On the other hand, it’s heartening to get to ask the ultimate Ask A Survivor question:
Q: What happens if others vote/get to decide my fate without my consent or input?
A: Well, that’s horrible and it sucks. On the other hand, that is literally the mind-bendingly awful reality of what minorities in America live with every single day in America. If you are genuinely worried for your life; reach out to majority members, build coalitions, network, and remind everyone you know to vote as if your life depends upon it. I’m aware that’s not exactly comforting on a day-to-day basis, but I can recommend various anti-anxiey medications in the meantime.

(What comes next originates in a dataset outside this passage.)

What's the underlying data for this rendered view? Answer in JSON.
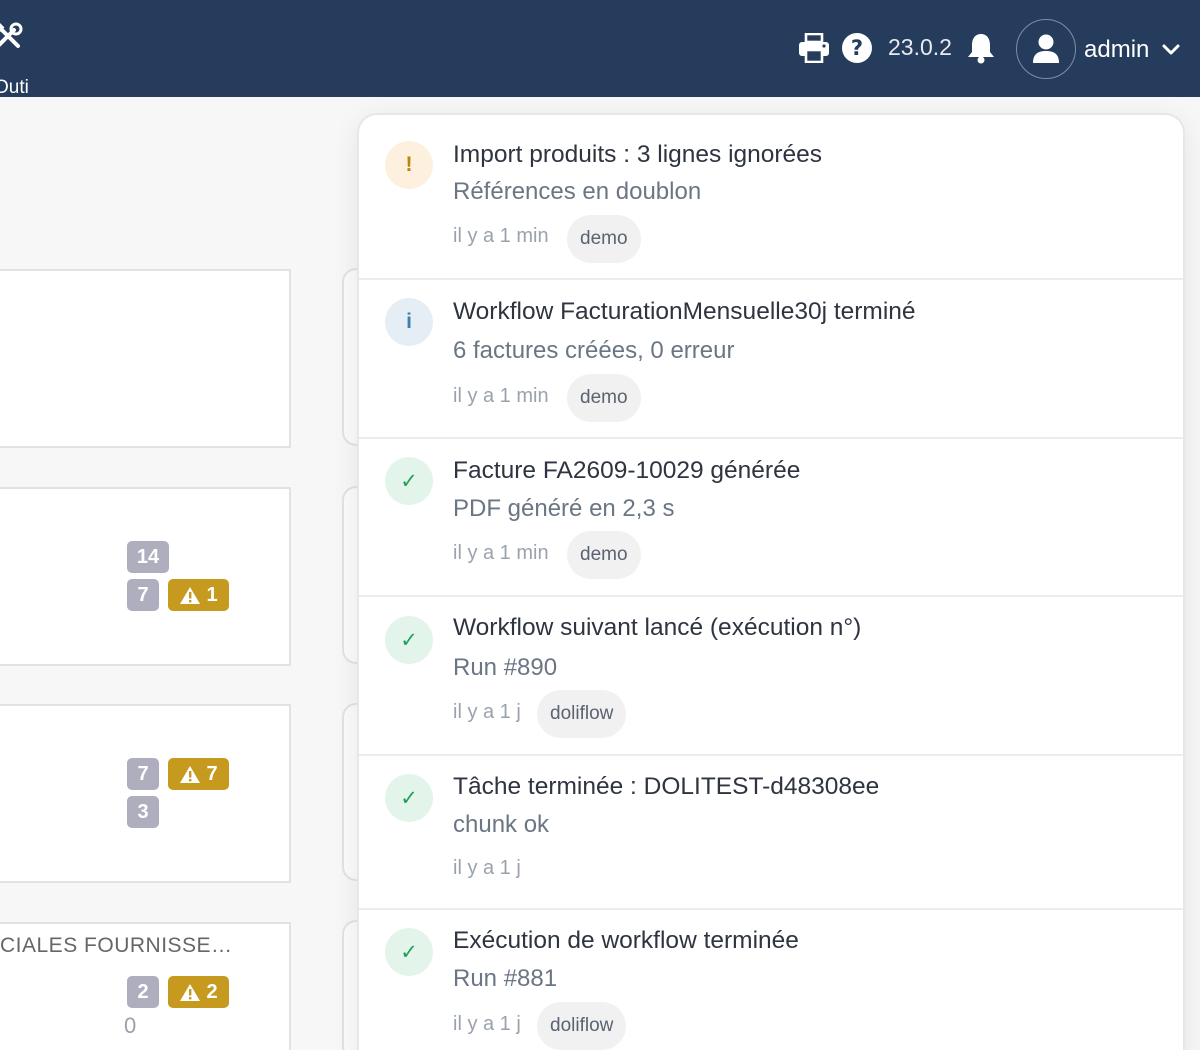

It’s both disheartening to see a national park so devoid of human life; on the other hand, “devoid of human life” is the natural, default setting of the natural world, depressing though that may be. So, yeah, I’m worried about many, many things (especially the election, whenever that is), BUT, I’m not worried about the planet and our precarious ecosystems. I now have some solid first-hand evidence that just minimizing our presence is enough to tip the balance of nature. On the other hand, I’m still getting over the naked price gouging involved in charging $20 for a good-but-not-great Caesar Salad.